Maybe you've had an occasion with "The Google Argument" before. I call it "Googlewin's Law". What is it and how does it damage dialogue?



In homage to Godwin's Law, I call for "Googlewin's Law", and would phrase it like this:

"As a technical discussion grows longer, the probability of a comparison involving Google approaches 1"

I have observed an emerging trend that when meaningful arguments run low, someone "pulls a Google" (alternatively Linkedin, Amazon, Facebook) in an attempt to score an intended winning strike. However, most often, the invocation of Google is nothing more than a fallacy.
Here are the three most common uses of the Google Argument:

The positive Google Argument

When developers want to do something which could be called "nerdfest" and run out of meaningful arguments why doing this is a good idea, they invoke the positive Google argument:
"We could become the next Google with this". 
Typical invocations could be: "With this ranking algorithm, we could become the next Google!" - "With this sales platform, we could become the next Amazon!"

Here is why it's a fallacy:

Google never tried to become great, they tried to do something that happened to work, and because they did that exceedingly well, in all domains - from technical implementation over marketing and sales all the way to customer service - they succeeded. Oh, and they happened to have great seed funding.
Google did not become great because of one good technology, they became great because they happened to do a whole lot of other things right as well in a market where one stupid move can cost you everything.

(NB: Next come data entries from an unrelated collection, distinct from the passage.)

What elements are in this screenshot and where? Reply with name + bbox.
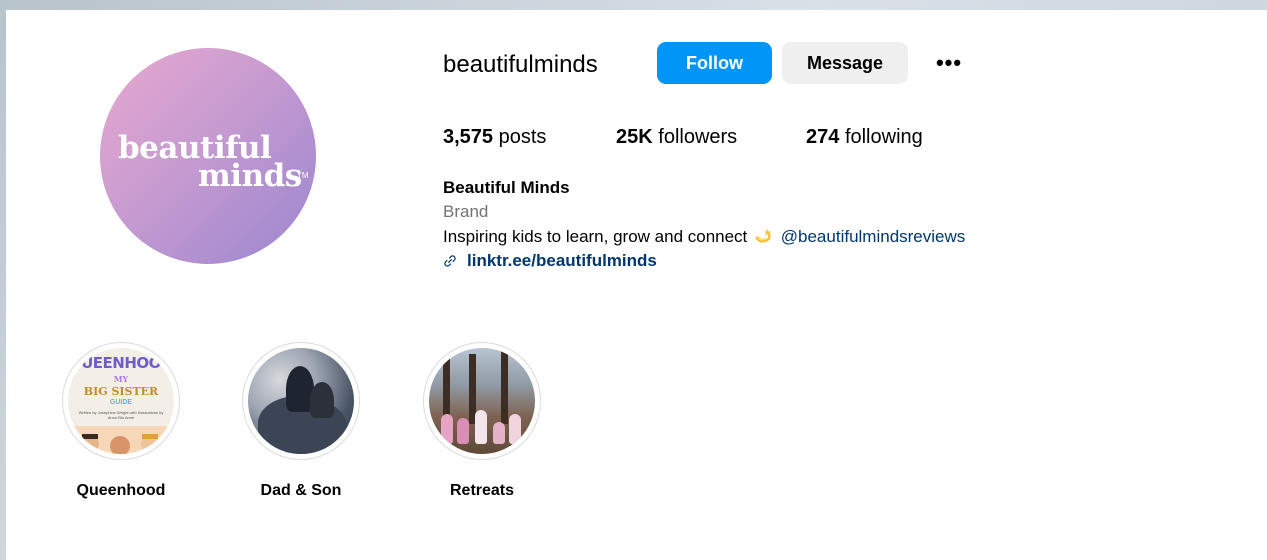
cover-my: MY [113, 374, 129, 384]
posts-label: posts [498, 126, 547, 148]
highlight-retreats[interactable]: Retreats [423, 342, 541, 500]
avatar-trademark: TM [297, 171, 309, 180]
cover-illustration [68, 426, 174, 454]
profile-avatar[interactable]: beautiful minds TM [100, 48, 316, 264]
highlight-label: Retreats [449, 482, 515, 499]
bio-mention-link[interactable]: @beautifulmindsreviews [781, 227, 966, 246]
highlight-cover-queenhood: UEENHOO MY BIG SISTER GUIDE Written by J… [68, 348, 174, 454]
cover-title: UEENHOO [81, 354, 161, 372]
bio-text-content: Inspiring kids to learn, grow and connec… [443, 227, 748, 246]
cover-guide: GUIDE [109, 399, 133, 406]
cover-person-shape [441, 414, 453, 444]
following-count: 274 [806, 126, 840, 148]
following-label: following [844, 126, 923, 148]
bio-link-text: linktr.ee/beautifulminds [467, 251, 657, 270]
profile-panel: beautiful minds TM beautifulminds Follow… [6, 10, 1267, 560]
avatar-logo-line2: minds [198, 158, 302, 194]
link-icon [444, 255, 456, 267]
cover-person-shape [475, 410, 487, 444]
highlight-cover-dad-son [248, 348, 354, 454]
followers-count: 25K [616, 126, 653, 148]
cover-person-shape [493, 422, 505, 444]
bio-category: Brand [443, 202, 489, 221]
highlight-label: Dad & Son [260, 482, 342, 499]
follow-button[interactable]: Follow [657, 42, 772, 84]
highlight-ring: UEENHOO MY BIG SISTER GUIDE Written by J… [62, 342, 180, 460]
followers-stat[interactable]: 25K followers [616, 124, 737, 150]
highlight-label: Queenhood [76, 482, 166, 499]
following-stat[interactable]: 274 following [806, 124, 923, 150]
cover-person-shape [509, 414, 521, 444]
followers-label: followers [658, 126, 738, 148]
bio-text: Inspiring kids to learn, grow and connec… [443, 226, 965, 248]
cover-person-shape [310, 382, 334, 418]
highlight-cover-retreats [429, 348, 535, 454]
highlight-ring [242, 342, 360, 460]
cover-tree-shape [501, 348, 508, 424]
posts-stat: 3,575 posts [443, 124, 546, 150]
dizzy-emoji-icon [755, 228, 772, 243]
cover-person-shape [457, 418, 469, 444]
cover-big-sister: BIG SISTER [83, 385, 159, 398]
bio-external-link[interactable]: linktr.ee/beautifulminds [443, 250, 657, 272]
highlight-ring [423, 342, 541, 460]
more-options-icon[interactable]: ••• [931, 48, 967, 78]
cover-credits: Written by Josephine Wright with Illustr… [78, 410, 164, 420]
posts-count: 3,575 [443, 126, 494, 148]
highlight-queenhood[interactable]: UEENHOO MY BIG SISTER GUIDE Written by J… [62, 342, 180, 500]
profile-username: beautifulminds [443, 51, 598, 78]
bio-name: Beautiful Minds [443, 178, 570, 197]
message-button[interactable]: Message [782, 42, 908, 84]
highlight-dad-son[interactable]: Dad & Son [242, 342, 360, 500]
cover-tree-shape [443, 348, 450, 424]
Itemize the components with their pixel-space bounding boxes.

So the next time someone pulls a positive Google on you, just ask: "What makes you so sure we don't become the next Blockbusters with that idea?"


The negative Google argument

The opposite of the positive Google argument, used as a killer argument against any form of innovation or change is the negative Google argument:

"We don't need this. We are not Google".
Typical invocations sound like: "Continuous Integration? We're not Google!" - "Microservices? We're not Google!" - "Virtual Machines? We're not Google!"

Here is why it's a fallacy:

Not everything Google does is only helpful for Google. Google is using a lot of techniques and technologies that help them achieve their mission and goals easier and more effectively.
Google has even created quite a number of useful tools, frameworks and techniques that are available open source (such as Angular) simply because they are useful.
If everything that made Google successful was anathema, you shouldn't even be using computers!



The appeal to Google

When lacking evidence or sound arguments, what's more convenient than invoking the name of a billion-dollar-company to make your case? Who could argue against an appeal to Google:

"Google also does this." - "Google invented this!"
Typical invocations would be: "Of course we need a distributed server farm. Just look at Google, they also do that!" - "Our product search page needs semantic interpretations. Google also does this!"

Here is why it's a fallacy:

First and foremost, unless you're in the business of selling advertisement space on one of the world's most frequented websites, chances are you're not going to make profit the way Google does.
Second, Google can afford a technology infrastructure that costs billions, because that's what generates revenue as well. There's an old latin proverb, "quod licet iove, non licet bove" (lit. "What is suitable for a God is not befitting an ox")
Third, Google has many billions of dollars to invest. It doesn't hurt Google to make sink $100m into a promising, yet ultimately unsuccessful innovation. I mean, yes it hurts, but it's not lethal. Can your business afford sinking $100m for zero returns? If so, you can appeal to Google, otherwise I'd be cautious.



Summary


The next time someone invokes Google, Facebook, Amazon, LinkedIn or even companies like Zappos, Spotify or whatever - think of Googlewin's Law.

What worked for others has no guarantee of working for you - and even though you are not them, not everything they do is bad (such as, for example, breathing!).
Google is not a reason either way.

Feel free to ask, "Can you rephrase that statement with a comprehensible reason that has a connection to our business?"